Nearest and dearest to my heart, of course, were Kugel's reflections on a few places in Newton County, Arkansas, where I grew up (fifth generation on both sides of the family!) and where, well, it's easy to be frugal. On his visit to Jasper, the county seat, Kugel reports that he had a chicken-fried steak sandwich (just $4.95) at the century-old Ozark Cafe (featured in my post here). He also visited Whitaker Point in the Upper Buffalo Wilderness, a local beauty spot which, as Kugel notes, is often touted as "the most photographed rock in Arkansas." Of the latter, Kugel writes that the 3-mile access trail follows
the brim of a dramatic bluff, high above the tree-blanketed valley below. At the bluff’s edge were curious squared-off rock formations that seemed not so much products of nature but what was left when a giant’s limestone house had collapsed over the side of the cliff, leaving just a few chunks on the edge. The point itself comes shortly thereafter: a bare rock outcropping thrusting out into the void.See my own photo and description of Whitaker Point, also known as Hawk's Bill Crag, here.
Finally, Kugel notes a third Newton County spot: the Parker-Hickman homestead, maintained by the National Park Service as part of the Buffalo National River. (It was vandalized by artifact seekers a few years back; read more here).
Kugel notes several links between the Ozarks and Appalachia, including shared folk traditions of music and moonshine. One common trait he does not mention--and you wouldn't in a travel feature--is the extremely high poverty rates in the two regions and, in fact, a high number of persistent poverty counties with mostly white populations. I wrote about some of that here and here, in relation to the film "Winter's Bone." Read more about Newton County's demographics here and here.

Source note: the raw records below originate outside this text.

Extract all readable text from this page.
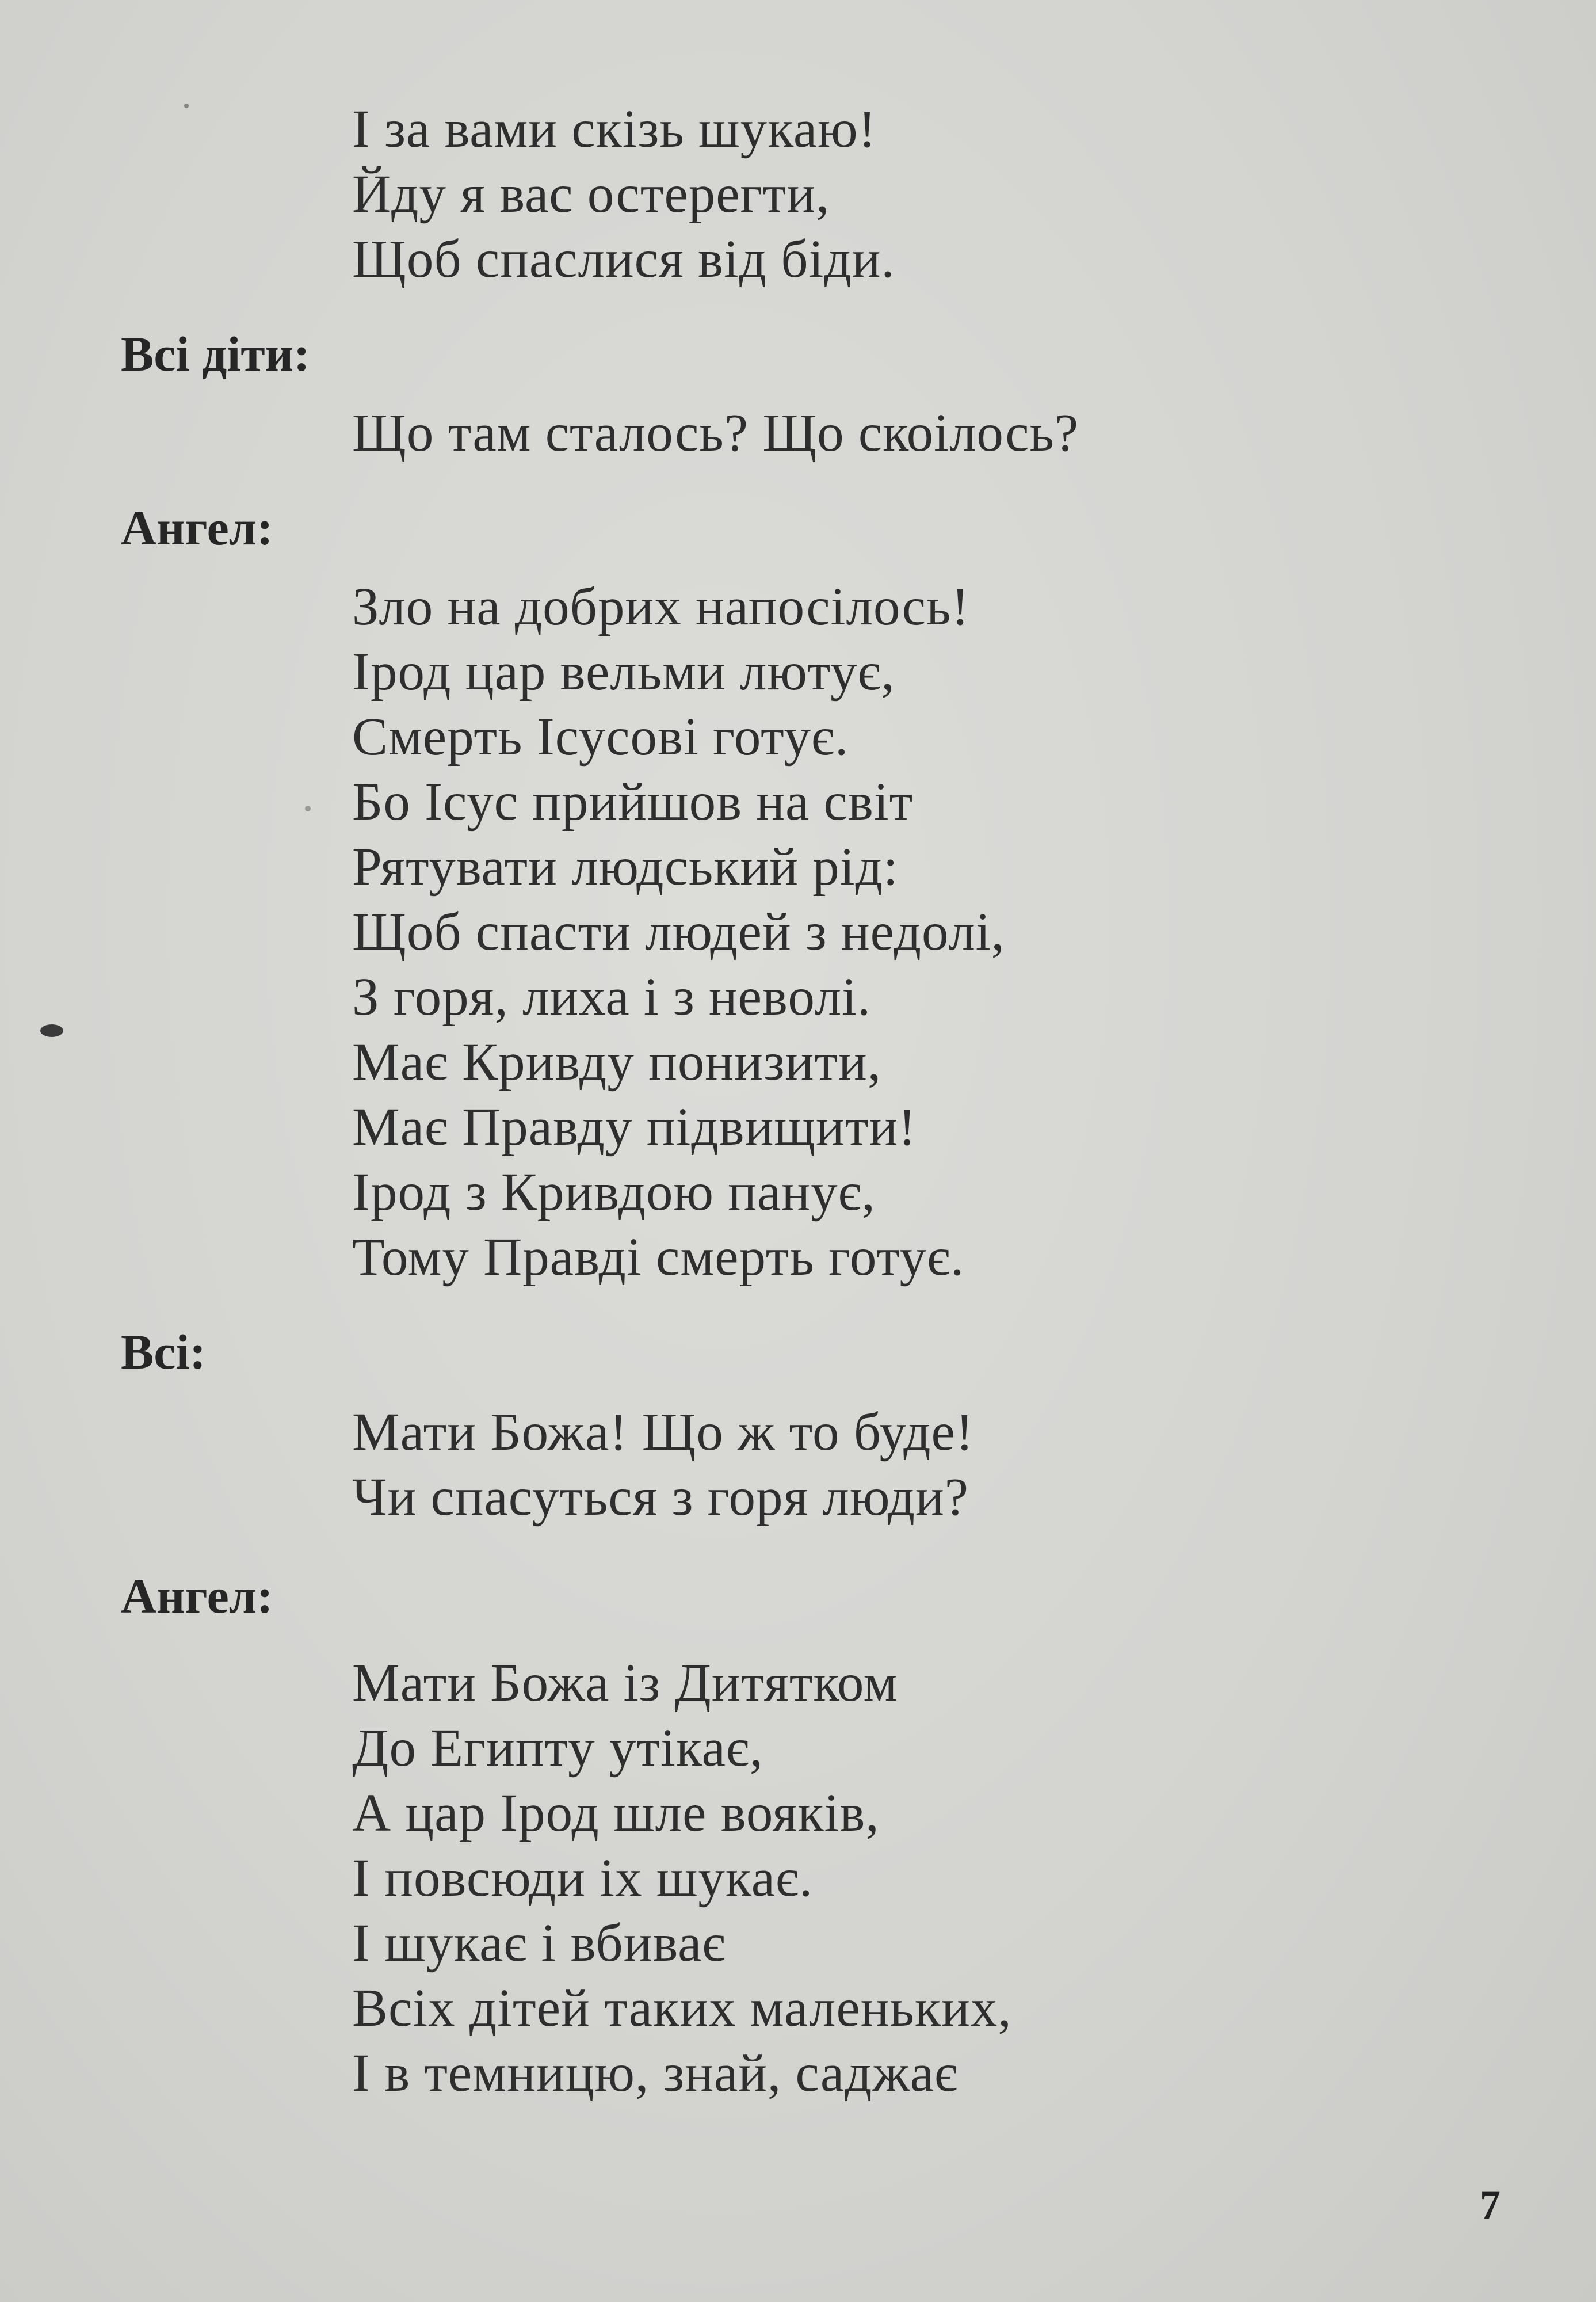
І за вами скізь шукаю!
Йду я вас остерегти,
Щоб спаслися від біди.
Всі діти:
Що там сталось? Що скоілось?
Ангел:
Зло на добрих напосілось!
Ірод цар вельми лютує,
Смерть Ісусові готує.
Бо Ісус прийшов на світ
Рятувати людський рід:
Щоб спасти людей з недолі,
З горя, лиха і з неволі.
Має Кривду понизити,
Має Правду підвищити!
Ірод з Кривдою панує,
Тому Правді смерть готує.
Всі:
Мати Божа! Що ж то буде!
Чи спасуться з горя люди?
Ангел:
Мати Божа із Дитятком
До Египту утікає,
А цар Ірод шле вояків,
І повсюди іх шукає.
І шукає і вбиває
Всіх дітей таких маленьких,
І в темницю, знай, саджає
7
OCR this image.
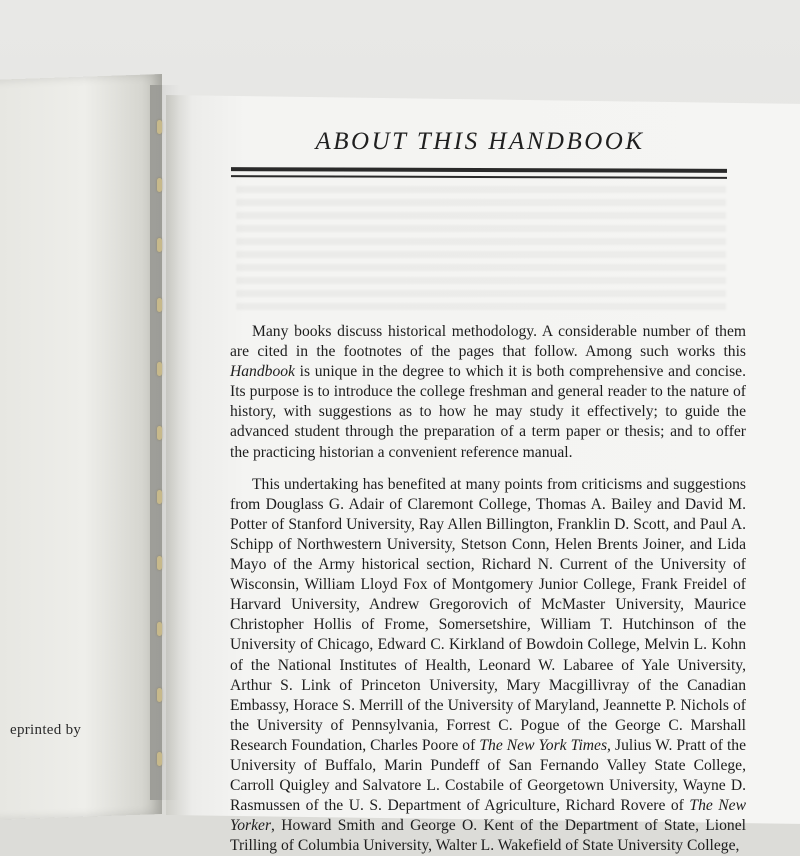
eprinted by
ABOUT THIS HANDBOOK

Many books discuss historical methodology. A considerable number of them are cited in the footnotes of the pages that follow. Among such works this Handbook is unique in the degree to which it is both comprehensive and concise. Its purpose is to introduce the college freshman and general reader to the nature of history, with suggestions as to how he may study it effectively; to guide the advanced student through the preparation of a term paper or thesis; and to offer the practicing historian a convenient reference manual.

This undertaking has benefited at many points from criticisms and suggestions from Douglass G. Adair of Claremont College, Thomas A. Bailey and David M. Potter of Stanford University, Ray Allen Billington, Franklin D. Scott, and Paul A. Schipp of Northwestern University, Stetson Conn, Helen Brents Joiner, and Lida Mayo of the Army historical section, Richard N. Current of the University of Wisconsin, William Lloyd Fox of Montgomery Junior College, Frank Freidel of Harvard University, Andrew Gregorovich of McMaster University, Maurice Christopher Hollis of Frome, Somersetshire, William T. Hutchinson of the University of Chicago, Edward C. Kirkland of Bowdoin College, Melvin L. Kohn of the National Institutes of Health, Leonard W. Labaree of Yale University, Arthur S. Link of Princeton University, Mary Macgillivray of the Canadian Embassy, Horace S. Merrill of the University of Maryland, Jeannette P. Nichols of the University of Pennsylvania, Forrest C. Pogue of the George C. Marshall Research Foundation, Charles Poore of The New York Times, Julius W. Pratt of the University of Buffalo, Marin Pundeff of San Fernando Valley State College, Carroll Quigley and Salvatore L. Costabile of Georgetown University, Wayne D. Rasmussen of the U. S. Department of Agriculture, Richard Rovere of The New Yorker, Howard Smith and George O. Kent of the Department of State, Lionel Trilling of Columbia University, Walter L. Wakefield of State University College,
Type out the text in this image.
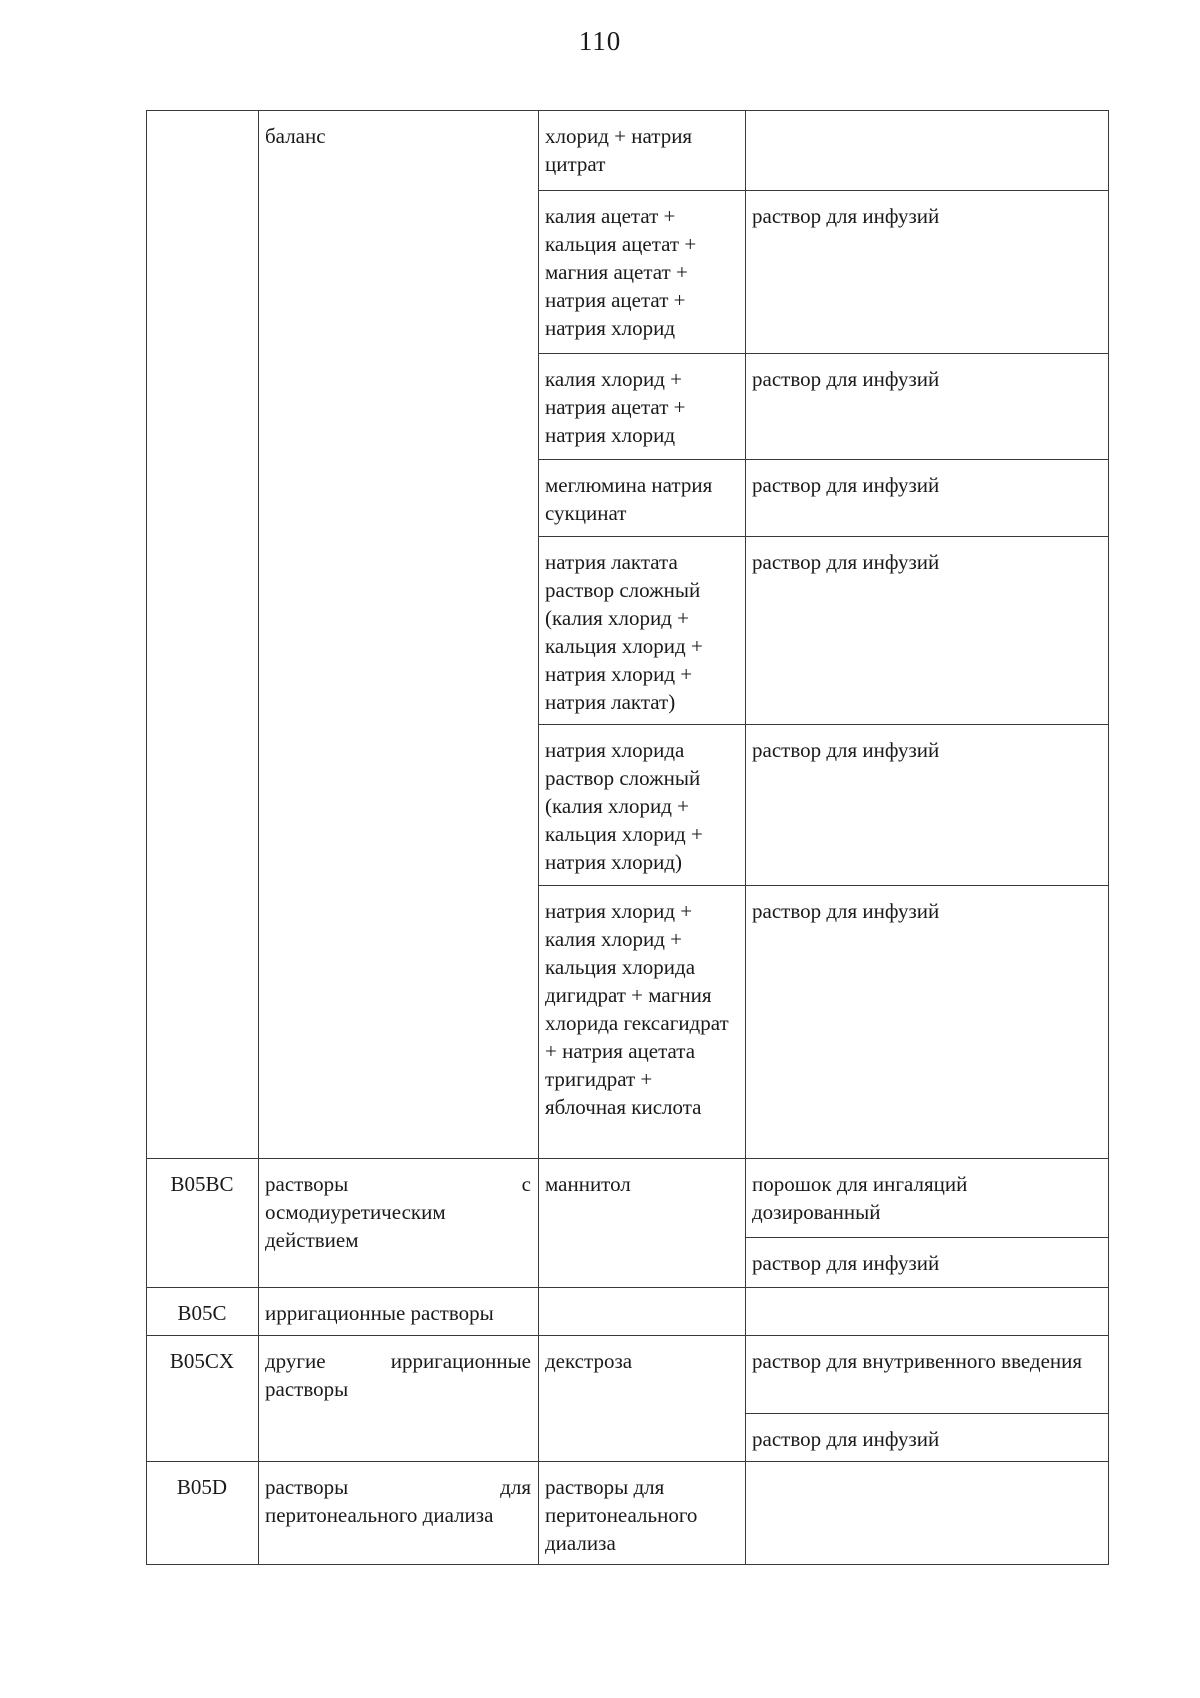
110
	баланс	хлорид + натрия цитрат	
		калия ацетат + кальция ацетат + магния ацетат + натрия ацетат + натрия хлорид	раствор для инфузий
		калия хлорид + натрия ацетат + натрия хлорид	раствор для инфузий
		меглюмина натрия сукцинат	раствор для инфузий
		натрия лактата раствор сложный (калия хлорид + кальция хлорид + натрия хлорид + натрия лактат)	раствор для инфузий
		натрия хлорида раствор сложный (калия хлорид + кальция хлорид + натрия хлорид)	раствор для инфузий
		натрия хлорид + калия хлорид + кальция хлорида дигидрат + магния хлорида гексагидрат + натрия ацетата тригидрат + яблочная кислота	раствор для инфузий
B05BC	растворы с осмодиуретическим действием	маннитол	порошок для ингаляций дозированный
			раствор для инфузий
B05C	ирригационные растворы		
B05CX	другие ирригационные растворы	декстроза	раствор для внутривенного введения
			раствор для инфузий
B05D	растворы для перитонеального диализа	растворы для перитонеального диализа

On a somewhat related matter (that is, the ways in which the region is not optimally salubrious), I especially got a kick out of Kugel's description of the opportunity to "rubberneck as you drive by old-fashioned pickups residents have left to rust on their properties." One of my photos of this phenomenon is featured above. Indeed, that photo was taken just a few miles from the lovely Whitaker Point. And that is part of the quirkiness of the Ozarks: junk, juxtaposed against stunning (in my opinion, if not Kugel's) natural beauty.